The tech isn't much of a problem, minus the odd teacher that feels entitled and that they require local admin on their machines. Our problems stem from inter department/ government political BS more than anything.
Honestly I would say I am at a 7/10; the political BS & insane levels of entitlement really start to drag you down. Luckily I have a really good IT manager and an OK IT Director (the division keeps hiring school principals for Director jobs... had one that I had to explain what a load balancer was for 5 times, and my manager had just explained it to them🤦♂️).
Downtown-Gate7867@reddit
hmm my direct boss is passive and a people pleaser so that's an issue and he doesn't stand up or try to find out what's going on in the facility. Corporate controls everything and they are based in EU. Change management is non-existent, the security guy is I swear is autistic and a fool with his contrived sense of entitlement. This leaves me with less to do and most days are easy and boring, but for growth it's terrible.
Down-in-it@reddit
My peers/team. 10/10. Mgmt 1/10
Vritrin@reddit
Pretty functional, I give myself a 8/10, but I also have ran the IT here solo since before we opened. So I get that rare situation where everything is the way I like it. Hopefully whoever ends up taking over for me agrees. Probably not.

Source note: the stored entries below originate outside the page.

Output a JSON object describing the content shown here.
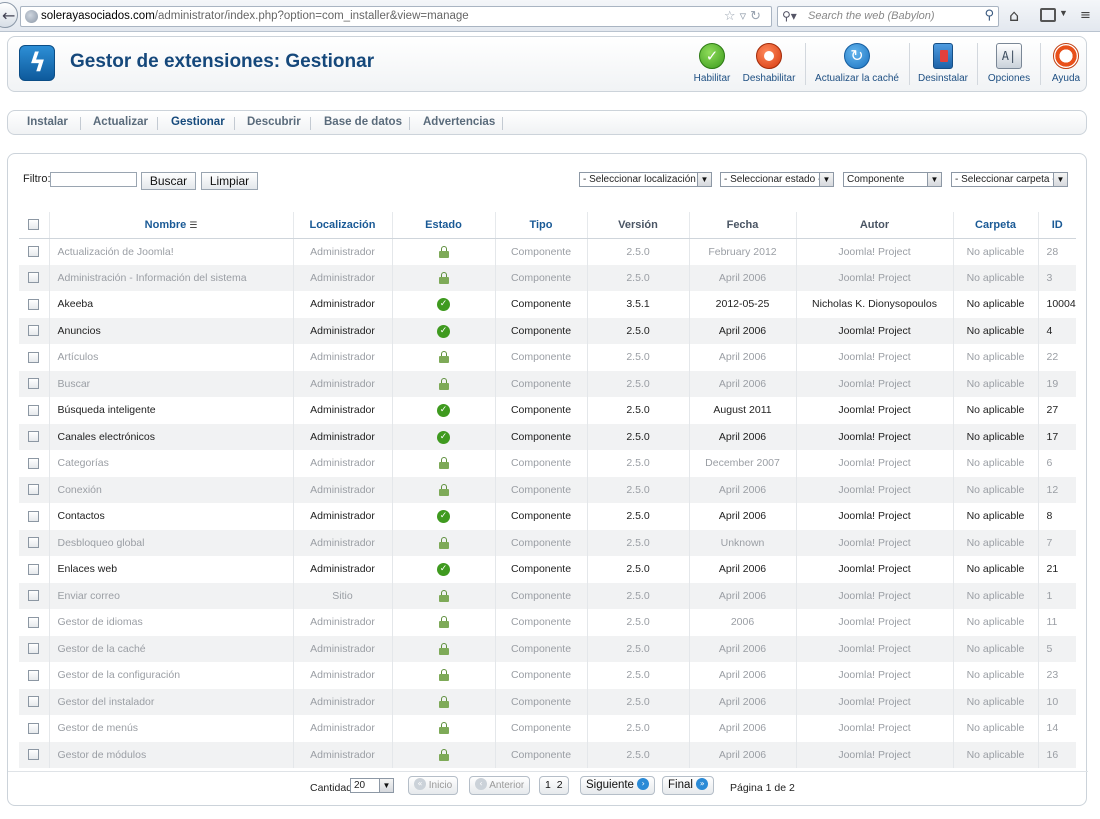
{
  "browser": {
    "url_host": "solerayasociados.com",
    "url_path": "/administrator/index.php?option=com_installer&view=manage",
    "search_placeholder": "Search the web (Babylon)"
  },
  "header": {
    "title": "Gestor de extensiones: Gestionar",
    "toolbar": {
      "enable": "Habilitar",
      "disable": "Deshabilitar",
      "refresh_cache": "Actualizar la caché",
      "uninstall": "Desinstalar",
      "options": "Opciones",
      "help": "Ayuda"
    }
  },
  "submenu": {
    "install": "Instalar",
    "update": "Actualizar",
    "manage": "Gestionar",
    "discover": "Descubrir",
    "database": "Base de datos",
    "warnings": "Advertencias"
  },
  "filter": {
    "label": "Filtro:",
    "value": "",
    "search_button": "Buscar",
    "clear_button": "Limpiar",
    "location_select": "- Seleccionar localización -",
    "state_select": "- Seleccionar estado -",
    "type_select": "Componente",
    "folder_select": "- Seleccionar carpeta -"
  },
  "columns": {
    "name": "Nombre",
    "location": "Localización",
    "state": "Estado",
    "type": "Tipo",
    "version": "Versión",
    "date": "Fecha",
    "author": "Autor",
    "folder": "Carpeta",
    "id": "ID"
  },
  "rows": [
    {
      "name": "Actualización de Joomla!",
      "location": "Administrador",
      "state": "locked",
      "type": "Componente",
      "version": "2.5.0",
      "date": "February 2012",
      "author": "Joomla! Project",
      "folder": "No aplicable",
      "id": "28"
    },
    {
      "name": "Administración - Información del sistema",
      "location": "Administrador",
      "state": "locked",
      "type": "Componente",
      "version": "2.5.0",
      "date": "April 2006",
      "author": "Joomla! Project",
      "folder": "No aplicable",
      "id": "3"
    },
    {
      "name": "Akeeba",
      "location": "Administrador",
      "state": "enabled",
      "type": "Componente",
      "version": "3.5.1",
      "date": "2012-05-25",
      "author": "Nicholas K. Dionysopoulos",
      "folder": "No aplicable",
      "id": "10004"
    },
    {
      "name": "Anuncios",
      "location": "Administrador",
      "state": "enabled",
      "type": "Componente",
      "version": "2.5.0",
      "date": "April 2006",
      "author": "Joomla! Project",
      "folder": "No aplicable",
      "id": "4"
    },
    {
      "name": "Artículos",
      "location": "Administrador",
      "state": "locked",
      "type": "Componente",
      "version": "2.5.0",
      "date": "April 2006",
      "author": "Joomla! Project",
      "folder": "No aplicable",
      "id": "22"
    },
    {
      "name": "Buscar",
      "location": "Administrador",
      "state": "locked",
      "type": "Componente",
      "version": "2.5.0",
      "date": "April 2006",
      "author": "Joomla! Project",
      "folder": "No aplicable",
      "id": "19"
    },
    {
      "name": "Búsqueda inteligente",
      "location": "Administrador",
      "state": "enabled",
      "type": "Componente",
      "version": "2.5.0",
      "date": "August 2011",
      "author": "Joomla! Project",
      "folder": "No aplicable",
      "id": "27"
    },
    {
      "name": "Canales electrónicos",
      "location": "Administrador",
      "state": "enabled",
      "type": "Componente",
      "version": "2.5.0",
      "date": "April 2006",
      "author": "Joomla! Project",
      "folder": "No aplicable",
      "id": "17"
    },
    {
      "name": "Categorías",
      "location": "Administrador",
      "state": "locked",
      "type": "Componente",
      "version": "2.5.0",
      "date": "December 2007",
      "author": "Joomla! Project",
      "folder": "No aplicable",
      "id": "6"
    },
    {
      "name": "Conexión",
      "location": "Administrador",
      "state": "locked",
      "type": "Componente",
      "version": "2.5.0",
      "date": "April 2006",
      "author": "Joomla! Project",
      "folder": "No aplicable",
      "id": "12"
    },
    {
      "name": "Contactos",
      "location": "Administrador",
      "state": "enabled",
      "type": "Componente",
      "version": "2.5.0",
      "date": "April 2006",
      "author": "Joomla! Project",
      "folder": "No aplicable",
      "id": "8"
    },
    {
      "name": "Desbloqueo global",
      "location": "Administrador",
      "state": "locked",
      "type": "Componente",
      "version": "2.5.0",
      "date": "Unknown",
      "author": "Joomla! Project",
      "folder": "No aplicable",
      "id": "7"
    },
    {
      "name": "Enlaces web",
      "location": "Administrador",
      "state": "enabled",
      "type": "Componente",
      "version": "2.5.0",
      "date": "April 2006",
      "author": "Joomla! Project",
      "folder": "No aplicable",
      "id": "21"
    },
    {
      "name": "Enviar correo",
      "location": "Sitio",
      "state": "locked",
      "type": "Componente",
      "version": "2.5.0",
      "date": "April 2006",
      "author": "Joomla! Project",
      "folder": "No aplicable",
      "id": "1"
    },
    {
      "name": "Gestor de idiomas",
      "location": "Administrador",
      "state": "locked",
      "type": "Componente",
      "version": "2.5.0",
      "date": "2006",
      "author": "Joomla! Project",
      "folder": "No aplicable",
      "id": "11"
    },
    {
      "name": "Gestor de la caché",
      "location": "Administrador",
      "state": "locked",
      "type": "Componente",
      "version": "2.5.0",
      "date": "April 2006",
      "author": "Joomla! Project",
      "folder": "No aplicable",
      "id": "5"
    },
    {
      "name": "Gestor de la configuración",
      "location": "Administrador",
      "state": "locked",
      "type": "Componente",
      "version": "2.5.0",
      "date": "April 2006",
      "author": "Joomla! Project",
      "folder": "No aplicable",
      "id": "23"
    },
    {
      "name": "Gestor del instalador",
      "location": "Administrador",
      "state": "locked",
      "type": "Componente",
      "version": "2.5.0",
      "date": "April 2006",
      "author": "Joomla! Project",
      "folder": "No aplicable",
      "id": "10"
    },
    {
      "name": "Gestor de menús",
      "location": "Administrador",
      "state": "locked",
      "type": "Componente",
      "version": "2.5.0",
      "date": "April 2006",
      "author": "Joomla! Project",
      "folder": "No aplicable",
      "id": "14"
    },
    {
      "name": "Gestor de módulos",
      "location": "Administrador",
      "state": "locked",
      "type": "Componente",
      "version": "2.5.0",
      "date": "April 2006",
      "author": "Joomla! Project",
      "folder": "No aplicable",
      "id": "16"
    }
  ],
  "pagination": {
    "limit_label": "Cantidad",
    "limit_value": "20",
    "start": "Inicio",
    "prev": "Anterior",
    "page1": "1",
    "page2": "2",
    "next": "Siguiente",
    "end": "Final",
    "page_info": "Página 1 de 2"
  },
  "colors": {
    "title": "#15487b",
    "enabled_icon": "#3f9a1f",
    "link": "#1a5a96"
  }
}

At least they’ll have documentation.
KadaverSulmus@reddit
It'll give it a solid 8, the infrastructure itself is good. The documentation is lacking enormously.
When I worked in an SMB MSP it was about a 5. This was all due to the fact that there is nothing more permanent than a temporary solution.
OneSeaworthiness7768@reddit
I doubt any place is perfect. I’d probably say my department is like an 8 or 9 out of 10. We have no problem with resources or funding. We maybe even suffer from too much of both. We’re heavily siloed so doing anything is a whole process and some teams are not great at communication and collaboration. We also seem to be way too willing to throw money at new products for minor needs so there’s overlap and bloat in certain areas. But outside of that, it’s a pretty well-run department. Competent managers that know what they’re doing and treat their teams well. They respect work-life balance. They pay well. It’s hard to complain.
HWKII@reddit
Yes.
Ragepower529@reddit
It majority model somewhere above a 1
Decantus@reddit
Far from perfect, getting better, lacking buy in.